Honduras 1 Ecuador 2
All things considered, this was the worst game of the tournament if you wanted to watch football that was competent. The passing was frantic and erratic, like the opening ten minutes of a Victorian State League 1 match, before everyone tires. The shooting was wild, and the defending unstructured and mediocre. But at least it was exciting, with both teams looking to attack, and with an Ecuadorian dominated crowd who created a magnificent atmosphere, sounding like they were pleased to be there, living every moment of the match to the fullest. Honduras’ Carlo Costly, who’d been chewing something brilliantly blue in his mouth for the entire game – I couldn’t tell if was chewing gum or a fishing lure it was so lurid – opened the scoring when a lucky deflection fell his way, and smashing a low hard shot that skimmed above the surface, and perhaps Honduras, who had never won a world cup finals match were about to break their duck.
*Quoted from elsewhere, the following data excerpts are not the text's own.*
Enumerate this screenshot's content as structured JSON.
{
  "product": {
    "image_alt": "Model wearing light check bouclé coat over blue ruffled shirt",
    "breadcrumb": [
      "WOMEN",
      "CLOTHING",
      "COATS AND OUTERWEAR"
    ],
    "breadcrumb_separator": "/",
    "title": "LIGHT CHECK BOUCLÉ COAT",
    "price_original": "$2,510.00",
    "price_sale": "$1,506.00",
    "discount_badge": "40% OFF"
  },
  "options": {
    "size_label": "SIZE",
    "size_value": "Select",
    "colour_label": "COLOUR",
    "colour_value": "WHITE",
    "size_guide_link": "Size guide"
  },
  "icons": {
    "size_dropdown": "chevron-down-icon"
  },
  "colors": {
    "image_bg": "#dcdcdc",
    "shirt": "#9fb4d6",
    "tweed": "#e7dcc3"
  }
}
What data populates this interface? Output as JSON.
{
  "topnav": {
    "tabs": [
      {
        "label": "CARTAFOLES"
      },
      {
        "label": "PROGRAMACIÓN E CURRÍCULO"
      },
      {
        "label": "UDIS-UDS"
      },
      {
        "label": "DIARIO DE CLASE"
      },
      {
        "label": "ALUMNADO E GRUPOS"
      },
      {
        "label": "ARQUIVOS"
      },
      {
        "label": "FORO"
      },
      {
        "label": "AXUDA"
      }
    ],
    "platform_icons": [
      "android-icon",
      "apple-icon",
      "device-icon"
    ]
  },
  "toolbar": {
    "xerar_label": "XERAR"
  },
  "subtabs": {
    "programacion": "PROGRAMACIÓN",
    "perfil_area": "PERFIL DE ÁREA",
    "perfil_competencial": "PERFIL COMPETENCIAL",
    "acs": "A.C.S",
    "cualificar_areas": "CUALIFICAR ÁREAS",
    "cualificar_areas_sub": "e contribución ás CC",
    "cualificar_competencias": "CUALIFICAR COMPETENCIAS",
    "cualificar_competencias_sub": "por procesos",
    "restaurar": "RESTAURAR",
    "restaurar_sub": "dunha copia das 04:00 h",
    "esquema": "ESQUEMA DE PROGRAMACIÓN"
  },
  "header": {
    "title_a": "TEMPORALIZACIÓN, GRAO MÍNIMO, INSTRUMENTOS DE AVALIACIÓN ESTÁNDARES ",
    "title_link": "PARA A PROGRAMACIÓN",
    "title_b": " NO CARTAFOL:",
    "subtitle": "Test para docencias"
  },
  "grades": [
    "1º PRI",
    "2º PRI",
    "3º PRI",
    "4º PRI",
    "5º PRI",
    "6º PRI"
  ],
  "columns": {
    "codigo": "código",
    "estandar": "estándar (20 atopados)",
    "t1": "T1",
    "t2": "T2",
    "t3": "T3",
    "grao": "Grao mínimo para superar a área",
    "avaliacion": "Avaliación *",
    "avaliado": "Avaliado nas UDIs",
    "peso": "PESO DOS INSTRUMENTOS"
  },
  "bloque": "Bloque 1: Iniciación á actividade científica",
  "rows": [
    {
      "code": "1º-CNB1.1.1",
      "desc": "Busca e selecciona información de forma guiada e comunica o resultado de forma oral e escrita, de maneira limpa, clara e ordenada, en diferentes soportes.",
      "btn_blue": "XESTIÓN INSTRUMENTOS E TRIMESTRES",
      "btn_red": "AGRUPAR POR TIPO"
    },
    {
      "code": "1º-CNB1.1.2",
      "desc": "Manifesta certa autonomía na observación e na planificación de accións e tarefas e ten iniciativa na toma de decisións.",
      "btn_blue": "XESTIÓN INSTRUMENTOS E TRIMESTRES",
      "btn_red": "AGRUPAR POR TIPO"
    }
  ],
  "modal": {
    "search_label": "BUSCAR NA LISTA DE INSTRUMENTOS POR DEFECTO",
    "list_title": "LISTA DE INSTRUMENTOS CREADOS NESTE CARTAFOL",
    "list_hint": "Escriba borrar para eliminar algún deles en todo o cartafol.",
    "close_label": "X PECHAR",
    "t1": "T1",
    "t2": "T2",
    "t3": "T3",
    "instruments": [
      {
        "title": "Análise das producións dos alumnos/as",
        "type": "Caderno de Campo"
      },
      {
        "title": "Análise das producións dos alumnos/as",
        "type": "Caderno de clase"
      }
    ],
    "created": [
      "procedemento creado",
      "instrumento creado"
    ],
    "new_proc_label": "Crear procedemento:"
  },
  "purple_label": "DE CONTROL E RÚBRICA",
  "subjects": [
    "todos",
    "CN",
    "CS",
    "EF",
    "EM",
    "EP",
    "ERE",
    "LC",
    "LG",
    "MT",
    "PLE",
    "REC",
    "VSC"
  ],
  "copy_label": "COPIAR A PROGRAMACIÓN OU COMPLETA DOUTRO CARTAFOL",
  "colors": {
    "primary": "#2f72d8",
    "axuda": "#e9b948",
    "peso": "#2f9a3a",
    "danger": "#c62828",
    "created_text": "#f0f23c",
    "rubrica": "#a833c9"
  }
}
Enter Enner Valencia, who capitalised on the sleepy Honduran defence soon after Costly’s goal, sidling in at the back post for an easy tap in. Late in the game, Valencia scored the winner, a header from another over-elaborate set piece routine, which ended up being rather simple – cross comes in, defender who’s been holding attacker down beforehand let’s go; attacker jumps, heads the ball, and scores.